London is blessed with a number of really first-rate shops selling antique maps. Some have already been featured here on the blog – others most certainly will be in posts to come. To visit any one of them is in some ways an even better experience than visiting one of the world’s great map libraries: many of the maps are manifestly of museum quality; there is no limit on how many maps you can ask to see and to handle, and there is expert guidance and a fund of professional knowledge on hand to be tapped into. Best of all, you can actually buy them.
I made my way to the most recently established of these superlative map-shops just yesterday – Daniel Crouch Rare Books in Bury Street. Just have a look at the crouchrarebooks.com website to get the flavour. I’ve been dealing in maps for over forty years. I’m not easily impressed, but this is a seriously impressive shop. The shelves lined with impossibly and improbably beautiful atlases. Two of the ‘great’ maps of London hanging on the walls. A gorgeous Richard Bennett map of London on an eighteenth-century fan. Several maps I knew of but had never, ever, seen before. And not just maps and atlases, but other articles of delight – not just one, but two original waywisers – the pedometers used for measuring the roads by early mapmakers.

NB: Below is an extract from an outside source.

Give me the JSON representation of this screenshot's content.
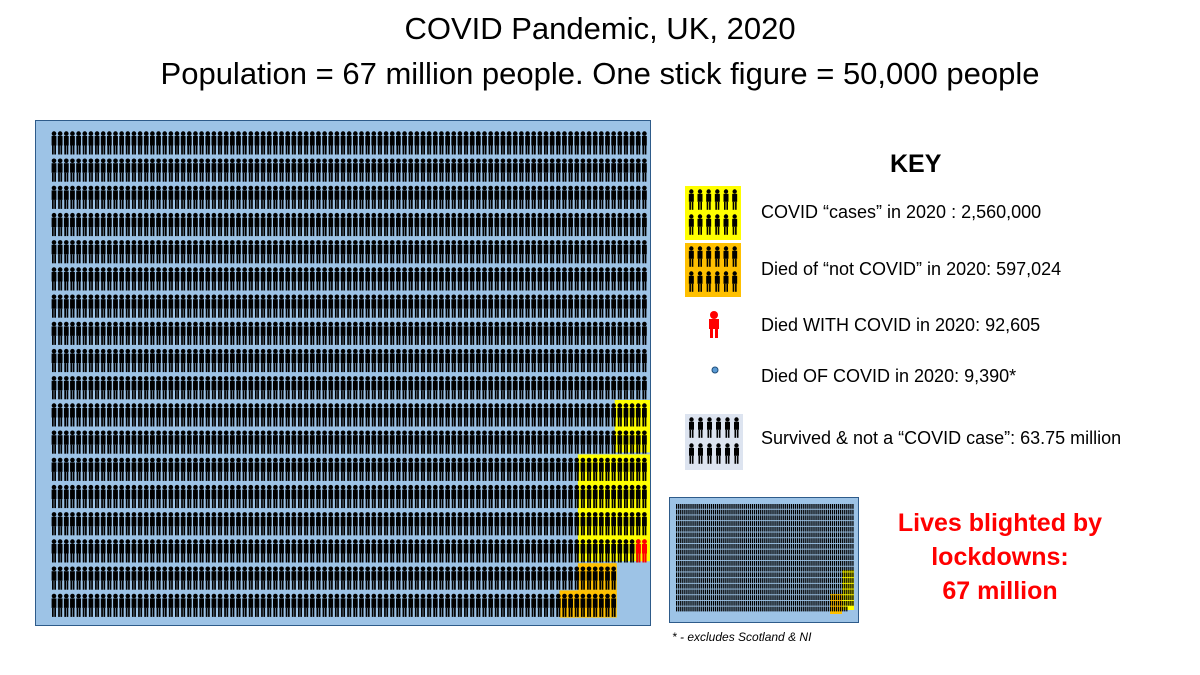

So many things to covet, and covet I do, but what I am really here for is to have a look at something very special – a theodolite which we believe once belonged to that great eighteenth-century mapmaker, Thomas Jefferys – the man primarily responsible for the surveying and re-mapping of large swathes of England in the 1760s. Some years ago, I wrote the Oxford Dictionary of National Biography article on Jefferys and then followed that up with a longer and more detailed essay published in the now defunct journal Mapforum. You can now read that, if you have a mind to, on a new parallel blog I’ve created as a home for my occasional formal essays and lectures – many of them previously unpublished or only published in not readily accessible journals. There is a link under “Essays” at the top of the page.
Knowing my long-established interest in Jefferys, Daniel kindly invited me to have a look at the theodolite before it travels to its new home. In a shop full of covetable things, how covetable is this? Just as well it’s already sold.
Lacking its original tripod, but still a beautiful example of an eighteenth-century precision instrument. Made by the London instrument-maker John Bennett of Soho (1708-1770) and featuring what was still quite a new development, the sighting telescope at the top, an innovation which transformed the utility of the theodolite and hence transformed the accuracy of mapmaking. The first sighting telescope theodolite had been made in London while Bennett was still an apprentice.
It is an object which would not be out of place in Moira Goff’s current Georgians Revealed exhibition at the British Library (something not to be missed). An object fully worthy of a place there – quite extraordinary what treasures turn up in the London map trade.